5ème Dimanche de Pâques Année B

Jn 5, 1-8

Mise en demeure

Par le Père Pierre ABRY,

     L’image de la vigne arrive à point nommé en ces temps flottants, où les légumes poussent hors-sol dans des bains d’engrais chimiques, et les hommes hors-sol eux aussi, grandissent dans un bain de culture médiatique mondialisé. Plongeant ses racines à plus de 10 mètres en terre, la vigne élance ses sarments vers le ciel. Dans sa Pâque, le Christ, « vigne véritable » est descendu aux profondeurs de la terre ; il en est remonté au troisième jour, vivifié par la sève de l’Esprit, pour donner aux sarments qui lui sont liés par le baptême, de produire le fruit de vie éternelle : aimer comme il nous a aimés.

     Le Christ appelle à « demeurer » en lui, comme les sarments liés au cep. En effet, le sarment ne peut par lui-même donner du fruit, s’il n’est irrigué de la sève vivifiante du cep : « En dehors de moi, vous ne pouvez rien faire. » Jésus nous met en demeure de demeurer en lui, comme lui demeure en nous, pour porter du fruit. Le verbe « demeurer », outre le fait de rester à une place donnée et l’habiter, signifie aussi « durer, perdurer dans le temps, subsister ». Il pointe une sorte de contradiction vécue, une tension statique, un mouvement immobile, une stabilité dynamique, illustrée à merveille par la vigne.
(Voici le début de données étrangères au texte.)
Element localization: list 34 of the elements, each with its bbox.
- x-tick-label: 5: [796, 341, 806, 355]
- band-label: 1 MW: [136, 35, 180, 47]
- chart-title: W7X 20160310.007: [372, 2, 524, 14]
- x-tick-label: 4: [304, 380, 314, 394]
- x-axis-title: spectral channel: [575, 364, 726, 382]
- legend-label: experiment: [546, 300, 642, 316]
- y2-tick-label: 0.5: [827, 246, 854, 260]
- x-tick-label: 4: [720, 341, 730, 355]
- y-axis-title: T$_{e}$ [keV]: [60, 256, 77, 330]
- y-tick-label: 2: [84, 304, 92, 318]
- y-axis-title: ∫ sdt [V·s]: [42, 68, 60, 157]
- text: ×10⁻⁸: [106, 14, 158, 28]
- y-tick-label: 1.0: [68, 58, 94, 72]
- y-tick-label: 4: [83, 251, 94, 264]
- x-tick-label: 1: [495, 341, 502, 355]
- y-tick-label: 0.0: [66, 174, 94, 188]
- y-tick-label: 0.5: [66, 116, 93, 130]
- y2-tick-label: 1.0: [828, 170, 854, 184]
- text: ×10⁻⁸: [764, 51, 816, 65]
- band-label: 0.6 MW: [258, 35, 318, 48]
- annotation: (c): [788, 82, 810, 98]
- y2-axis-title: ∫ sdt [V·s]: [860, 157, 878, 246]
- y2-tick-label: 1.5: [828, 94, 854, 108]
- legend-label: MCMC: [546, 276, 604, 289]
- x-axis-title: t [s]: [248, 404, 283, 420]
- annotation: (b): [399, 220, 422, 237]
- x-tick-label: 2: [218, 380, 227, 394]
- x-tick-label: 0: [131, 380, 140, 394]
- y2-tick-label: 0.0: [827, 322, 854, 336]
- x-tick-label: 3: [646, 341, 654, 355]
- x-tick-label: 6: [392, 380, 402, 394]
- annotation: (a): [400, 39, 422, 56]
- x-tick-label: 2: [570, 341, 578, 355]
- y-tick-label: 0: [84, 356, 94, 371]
     A la taille, on en coupe plus qu’on en laisse. Êtres dispersés aux multiples désirs, le Père nous émonde à travers les événements de la vie, pour que nous ne soyons pas des lianes stériles rampant en tous sens. A la montée de la sève, la vigne débourre, curieusement au temps de Pâques. Elle « pleure » par les plaies de la taille, comme le côté du Christ a laissé couler sang et eau ; elle déploie ses bourgeons en pampres nouveaux, tout comme la sève pascale renouvelle chaque année les disciples, leur faisant porter un fruit d’amour. Il sera livré au pressoir de la croix, pour se révéler véritable vin d’allégresse.

     Mais rien ne sert de disserter sur le vin futur, si aujourd’hui je ne demeure pas en Christ, attaché à lui comme le sarment à la vigne, si lui ne demeure pas en moi pour vivifier mon être de la sève de sa vie divine. « Maître, où demeures-tu ? – Venez et voyez. Ils vinrent donc et virent où il demeurait, et ils demeurèrent auprès de lui de jour-là. » (Jn 1,39) Pas de grandes résolutions toujours hypothétiques qui dispenseraient du petit pas quotidien ! Demeure à la place où le Seigneur t’a mis, et habite la pleinement. Là, il désire demeurer en toi, t’habiter. Cette inhabitation réciproque, cette vie de communion produira d’elle-même son fruit à la gloire du Père.